Recuerdo las palabras que me dijo un cercano: “si viniera mi padre a verme alguna vez, bajo ninguna circunstancia podría creer que lo haría para espantarme o hacerme daño.” “Yo tampoco lo creo”, le respondí. Es cierto que ni usted ni yo sabemos qué nos depara el destino luego de una muerte incierta en su forma, no obstante, segura en su acontecer. Sin embargo, podría afirmarse que morir bajo la concepción de la finitud como lo infernal, cruel y vengativo, no parece enriquecedor al espíritu. Ver a la muerte como lo temible por su supuesta monstruosidad, es incomparable con la concepción que asume el respeto a sus ancestros por ser lo bueno que vuelve, lo que conserva el amor, lo que nos cuida y lo que nos espera dichoso en el otro plano.

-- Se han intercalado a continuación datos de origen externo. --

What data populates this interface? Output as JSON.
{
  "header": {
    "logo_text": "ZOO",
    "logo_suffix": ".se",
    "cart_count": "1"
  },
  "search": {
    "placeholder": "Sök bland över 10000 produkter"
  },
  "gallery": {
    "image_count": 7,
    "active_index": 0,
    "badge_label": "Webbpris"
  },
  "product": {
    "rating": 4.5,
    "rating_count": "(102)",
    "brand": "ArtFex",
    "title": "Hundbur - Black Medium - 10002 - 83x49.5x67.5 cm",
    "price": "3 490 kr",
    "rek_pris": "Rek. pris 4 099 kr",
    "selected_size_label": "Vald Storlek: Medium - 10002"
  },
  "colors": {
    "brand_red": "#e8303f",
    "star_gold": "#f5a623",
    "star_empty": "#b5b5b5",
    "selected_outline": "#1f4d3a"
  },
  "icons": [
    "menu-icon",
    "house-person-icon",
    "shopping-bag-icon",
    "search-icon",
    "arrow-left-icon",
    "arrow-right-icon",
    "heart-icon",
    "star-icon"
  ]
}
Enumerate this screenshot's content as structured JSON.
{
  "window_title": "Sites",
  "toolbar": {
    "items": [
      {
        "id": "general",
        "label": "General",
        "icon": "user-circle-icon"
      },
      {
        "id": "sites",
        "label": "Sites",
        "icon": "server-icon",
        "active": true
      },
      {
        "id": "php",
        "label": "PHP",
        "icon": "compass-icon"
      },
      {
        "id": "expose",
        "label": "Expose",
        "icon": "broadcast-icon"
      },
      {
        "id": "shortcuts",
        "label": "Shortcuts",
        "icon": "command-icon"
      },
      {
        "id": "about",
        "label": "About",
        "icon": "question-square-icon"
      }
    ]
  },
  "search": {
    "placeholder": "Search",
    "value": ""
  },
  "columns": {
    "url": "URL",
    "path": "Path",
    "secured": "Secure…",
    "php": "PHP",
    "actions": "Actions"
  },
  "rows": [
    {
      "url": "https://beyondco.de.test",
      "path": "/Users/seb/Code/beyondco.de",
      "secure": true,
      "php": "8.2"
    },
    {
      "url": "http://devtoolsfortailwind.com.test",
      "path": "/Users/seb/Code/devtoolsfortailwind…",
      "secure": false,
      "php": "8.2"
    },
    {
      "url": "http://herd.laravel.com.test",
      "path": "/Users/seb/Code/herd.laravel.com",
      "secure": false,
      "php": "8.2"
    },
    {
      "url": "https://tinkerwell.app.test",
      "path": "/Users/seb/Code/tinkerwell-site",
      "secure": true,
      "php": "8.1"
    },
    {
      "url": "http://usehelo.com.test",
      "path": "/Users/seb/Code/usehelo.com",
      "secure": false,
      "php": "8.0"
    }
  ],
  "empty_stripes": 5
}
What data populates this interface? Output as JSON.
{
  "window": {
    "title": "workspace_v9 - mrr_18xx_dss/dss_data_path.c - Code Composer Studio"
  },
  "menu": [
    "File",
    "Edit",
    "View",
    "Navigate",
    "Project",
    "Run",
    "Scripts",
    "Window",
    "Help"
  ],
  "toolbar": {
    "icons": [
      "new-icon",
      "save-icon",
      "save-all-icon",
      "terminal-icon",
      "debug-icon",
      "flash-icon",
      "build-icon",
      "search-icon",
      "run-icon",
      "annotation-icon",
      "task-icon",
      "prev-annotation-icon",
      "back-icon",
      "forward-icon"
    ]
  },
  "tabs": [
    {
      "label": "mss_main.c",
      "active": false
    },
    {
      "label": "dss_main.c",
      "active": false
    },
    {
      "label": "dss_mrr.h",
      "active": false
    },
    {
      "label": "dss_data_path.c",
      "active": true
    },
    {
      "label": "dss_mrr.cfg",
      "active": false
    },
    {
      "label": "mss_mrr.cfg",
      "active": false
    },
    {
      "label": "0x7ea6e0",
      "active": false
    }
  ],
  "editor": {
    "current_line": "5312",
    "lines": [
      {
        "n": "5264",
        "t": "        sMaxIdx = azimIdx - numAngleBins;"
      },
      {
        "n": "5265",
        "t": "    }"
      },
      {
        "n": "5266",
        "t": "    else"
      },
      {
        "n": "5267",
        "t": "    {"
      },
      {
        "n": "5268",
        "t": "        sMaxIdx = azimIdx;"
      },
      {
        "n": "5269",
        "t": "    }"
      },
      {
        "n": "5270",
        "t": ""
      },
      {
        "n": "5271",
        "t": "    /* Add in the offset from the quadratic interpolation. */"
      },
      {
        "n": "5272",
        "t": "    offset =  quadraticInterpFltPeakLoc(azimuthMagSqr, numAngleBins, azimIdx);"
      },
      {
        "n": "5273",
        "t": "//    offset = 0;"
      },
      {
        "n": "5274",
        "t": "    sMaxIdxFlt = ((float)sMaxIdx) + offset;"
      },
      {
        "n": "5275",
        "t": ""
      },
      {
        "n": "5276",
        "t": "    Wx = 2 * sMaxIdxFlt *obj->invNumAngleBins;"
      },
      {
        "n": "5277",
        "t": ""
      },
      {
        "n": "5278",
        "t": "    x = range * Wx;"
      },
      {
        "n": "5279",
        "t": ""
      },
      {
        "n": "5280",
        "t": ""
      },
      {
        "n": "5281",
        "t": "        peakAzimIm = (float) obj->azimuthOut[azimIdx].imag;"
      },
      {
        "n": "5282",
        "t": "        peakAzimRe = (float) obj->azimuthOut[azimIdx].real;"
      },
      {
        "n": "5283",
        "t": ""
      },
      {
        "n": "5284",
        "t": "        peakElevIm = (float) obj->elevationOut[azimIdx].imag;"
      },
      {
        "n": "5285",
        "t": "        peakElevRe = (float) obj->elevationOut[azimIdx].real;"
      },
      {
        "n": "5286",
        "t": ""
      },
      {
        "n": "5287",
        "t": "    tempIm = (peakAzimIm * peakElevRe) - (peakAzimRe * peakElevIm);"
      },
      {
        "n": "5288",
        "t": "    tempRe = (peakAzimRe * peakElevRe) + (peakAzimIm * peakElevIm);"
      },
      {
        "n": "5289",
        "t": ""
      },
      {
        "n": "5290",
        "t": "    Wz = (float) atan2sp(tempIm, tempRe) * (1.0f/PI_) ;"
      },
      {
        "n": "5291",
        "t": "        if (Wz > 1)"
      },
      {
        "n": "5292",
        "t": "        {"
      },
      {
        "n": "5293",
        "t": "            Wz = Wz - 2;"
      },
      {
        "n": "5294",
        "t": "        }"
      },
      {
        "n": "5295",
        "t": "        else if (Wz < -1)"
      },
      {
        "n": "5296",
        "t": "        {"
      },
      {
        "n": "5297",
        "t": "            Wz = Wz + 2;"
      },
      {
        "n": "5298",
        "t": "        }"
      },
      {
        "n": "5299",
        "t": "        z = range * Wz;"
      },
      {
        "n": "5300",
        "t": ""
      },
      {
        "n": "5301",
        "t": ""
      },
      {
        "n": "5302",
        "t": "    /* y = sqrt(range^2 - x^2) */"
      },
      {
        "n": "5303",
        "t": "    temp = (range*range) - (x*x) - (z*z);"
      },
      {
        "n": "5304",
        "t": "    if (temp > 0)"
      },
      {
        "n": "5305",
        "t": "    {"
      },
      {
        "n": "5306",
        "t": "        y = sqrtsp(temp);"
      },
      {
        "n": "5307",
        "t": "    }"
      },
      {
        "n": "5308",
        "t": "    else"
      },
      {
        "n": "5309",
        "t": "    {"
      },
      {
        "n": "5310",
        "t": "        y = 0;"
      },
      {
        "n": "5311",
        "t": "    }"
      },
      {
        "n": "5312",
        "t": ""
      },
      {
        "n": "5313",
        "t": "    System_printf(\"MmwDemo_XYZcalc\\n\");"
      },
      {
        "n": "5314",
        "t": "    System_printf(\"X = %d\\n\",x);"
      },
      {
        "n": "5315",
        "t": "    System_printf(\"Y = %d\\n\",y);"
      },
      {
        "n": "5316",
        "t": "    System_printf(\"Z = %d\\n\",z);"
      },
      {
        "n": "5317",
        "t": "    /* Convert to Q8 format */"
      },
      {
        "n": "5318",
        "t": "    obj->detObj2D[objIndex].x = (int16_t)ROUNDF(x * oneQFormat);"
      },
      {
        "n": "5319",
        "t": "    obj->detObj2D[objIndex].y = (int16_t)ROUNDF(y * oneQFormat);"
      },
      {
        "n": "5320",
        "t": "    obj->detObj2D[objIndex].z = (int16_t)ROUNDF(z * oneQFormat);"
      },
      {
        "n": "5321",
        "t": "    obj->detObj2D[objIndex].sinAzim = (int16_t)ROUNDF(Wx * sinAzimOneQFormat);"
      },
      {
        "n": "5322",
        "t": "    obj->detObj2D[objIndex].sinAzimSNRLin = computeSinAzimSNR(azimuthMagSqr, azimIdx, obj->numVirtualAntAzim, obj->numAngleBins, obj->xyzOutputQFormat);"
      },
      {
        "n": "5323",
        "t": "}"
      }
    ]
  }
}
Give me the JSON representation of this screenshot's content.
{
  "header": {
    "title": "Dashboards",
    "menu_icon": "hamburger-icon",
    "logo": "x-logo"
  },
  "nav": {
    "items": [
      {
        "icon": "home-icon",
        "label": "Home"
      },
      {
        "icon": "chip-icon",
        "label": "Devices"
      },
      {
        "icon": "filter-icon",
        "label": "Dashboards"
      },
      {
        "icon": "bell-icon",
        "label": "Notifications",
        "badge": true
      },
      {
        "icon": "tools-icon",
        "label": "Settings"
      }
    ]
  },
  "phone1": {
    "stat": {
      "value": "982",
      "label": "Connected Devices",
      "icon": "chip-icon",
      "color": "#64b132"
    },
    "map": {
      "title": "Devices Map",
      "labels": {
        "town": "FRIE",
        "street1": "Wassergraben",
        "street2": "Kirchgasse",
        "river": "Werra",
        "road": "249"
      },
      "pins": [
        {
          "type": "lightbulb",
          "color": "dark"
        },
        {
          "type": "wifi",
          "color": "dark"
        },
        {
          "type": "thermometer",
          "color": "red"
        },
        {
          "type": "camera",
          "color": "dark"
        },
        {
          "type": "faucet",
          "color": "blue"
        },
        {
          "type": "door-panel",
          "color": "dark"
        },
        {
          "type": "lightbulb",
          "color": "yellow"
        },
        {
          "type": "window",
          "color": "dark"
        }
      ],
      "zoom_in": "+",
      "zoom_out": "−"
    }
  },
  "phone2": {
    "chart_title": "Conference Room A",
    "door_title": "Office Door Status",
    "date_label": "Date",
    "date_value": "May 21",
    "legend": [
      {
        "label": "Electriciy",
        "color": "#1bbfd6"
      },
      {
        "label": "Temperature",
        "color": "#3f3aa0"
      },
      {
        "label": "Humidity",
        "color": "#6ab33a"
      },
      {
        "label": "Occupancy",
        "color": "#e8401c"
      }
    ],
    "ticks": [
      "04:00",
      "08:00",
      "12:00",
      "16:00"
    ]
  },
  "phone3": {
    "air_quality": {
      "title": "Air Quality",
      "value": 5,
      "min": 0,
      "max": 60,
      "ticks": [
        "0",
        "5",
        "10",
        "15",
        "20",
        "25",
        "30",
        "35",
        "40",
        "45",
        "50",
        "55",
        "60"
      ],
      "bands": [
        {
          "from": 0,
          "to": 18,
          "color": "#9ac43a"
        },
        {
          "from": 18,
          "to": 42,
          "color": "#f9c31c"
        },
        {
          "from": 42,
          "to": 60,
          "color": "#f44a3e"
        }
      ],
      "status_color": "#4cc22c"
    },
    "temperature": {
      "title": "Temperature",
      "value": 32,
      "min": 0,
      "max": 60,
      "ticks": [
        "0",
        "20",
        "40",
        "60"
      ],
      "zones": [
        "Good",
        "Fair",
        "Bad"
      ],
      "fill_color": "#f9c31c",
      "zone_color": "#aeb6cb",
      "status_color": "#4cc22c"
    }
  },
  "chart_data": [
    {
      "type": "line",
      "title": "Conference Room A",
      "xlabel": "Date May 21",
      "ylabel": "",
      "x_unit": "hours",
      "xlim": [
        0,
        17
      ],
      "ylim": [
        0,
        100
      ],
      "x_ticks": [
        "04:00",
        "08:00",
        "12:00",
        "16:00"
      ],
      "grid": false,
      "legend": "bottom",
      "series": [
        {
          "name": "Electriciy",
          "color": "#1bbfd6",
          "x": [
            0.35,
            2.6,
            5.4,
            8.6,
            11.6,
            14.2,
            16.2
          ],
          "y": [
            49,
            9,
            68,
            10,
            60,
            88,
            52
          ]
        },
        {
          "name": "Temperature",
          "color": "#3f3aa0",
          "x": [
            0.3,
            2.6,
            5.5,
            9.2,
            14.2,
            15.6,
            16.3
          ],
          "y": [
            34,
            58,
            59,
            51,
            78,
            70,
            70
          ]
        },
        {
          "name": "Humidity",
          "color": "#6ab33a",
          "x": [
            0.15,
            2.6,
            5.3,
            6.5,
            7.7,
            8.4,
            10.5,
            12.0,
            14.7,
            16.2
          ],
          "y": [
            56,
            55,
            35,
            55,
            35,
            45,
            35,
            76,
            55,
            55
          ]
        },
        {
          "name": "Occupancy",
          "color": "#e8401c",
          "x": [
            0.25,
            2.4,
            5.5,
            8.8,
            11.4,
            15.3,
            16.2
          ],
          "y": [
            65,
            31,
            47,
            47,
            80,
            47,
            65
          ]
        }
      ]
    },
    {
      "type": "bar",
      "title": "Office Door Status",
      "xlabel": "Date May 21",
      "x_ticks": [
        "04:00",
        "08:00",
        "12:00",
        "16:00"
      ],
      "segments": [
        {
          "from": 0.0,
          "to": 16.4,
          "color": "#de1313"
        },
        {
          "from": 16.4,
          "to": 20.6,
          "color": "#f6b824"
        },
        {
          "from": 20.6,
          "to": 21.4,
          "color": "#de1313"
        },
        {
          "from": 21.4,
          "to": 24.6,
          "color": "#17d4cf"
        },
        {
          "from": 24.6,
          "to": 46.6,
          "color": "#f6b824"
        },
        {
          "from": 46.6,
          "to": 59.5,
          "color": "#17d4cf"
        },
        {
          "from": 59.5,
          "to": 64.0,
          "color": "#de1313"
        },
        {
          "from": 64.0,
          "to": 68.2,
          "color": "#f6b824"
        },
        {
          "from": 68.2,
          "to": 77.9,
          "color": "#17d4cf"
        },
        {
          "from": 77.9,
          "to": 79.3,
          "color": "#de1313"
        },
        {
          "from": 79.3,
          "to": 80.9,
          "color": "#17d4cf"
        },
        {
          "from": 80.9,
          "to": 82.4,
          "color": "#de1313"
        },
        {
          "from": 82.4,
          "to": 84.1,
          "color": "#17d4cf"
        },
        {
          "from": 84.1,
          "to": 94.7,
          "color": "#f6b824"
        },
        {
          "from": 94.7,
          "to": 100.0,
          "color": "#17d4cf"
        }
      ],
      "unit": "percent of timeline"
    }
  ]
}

Es difícil luchar contra la ignorancia y más aun en contra de la globalización por sus formas masivas de penetración constante, aunque no es imposible, toda vez que existen luchas que merecen la pena hacerse, por lo que es de la incumbencia de cada uno de los que consideramos lo anterior como verdadero, conservar nuestros principios de la mejor forma posible: poniendo en práctica la tradición sin flaquear. Ponga su altar, infórmese al respecto, compre en los mercados los ajuares tradicionales, procure a los comerciantes locales, no lo haga nunca en las transnacionales; si sabe hacer los alimentos y enseres que adornan el altar, hágalo usted mismo y enseñe a otros; no haga “combinaciones culturales” absurdas e inexistentes; háblelo con amigos y familiares e insista; registre el proceso, compártalo; si le sirven textos como éste, difúndalos; recuerde a sus seres amados con consideración; sea consciente de la propia muerte y la de los demás; vea el valor de lo nuestro y espere, con convicción, que la partida, sea cuando sea que tenga que llegar, sea alegre y amorosa, asumiendo el privilegio venturoso que tenemos de una conexión eterna con lo más querido desde el más allá.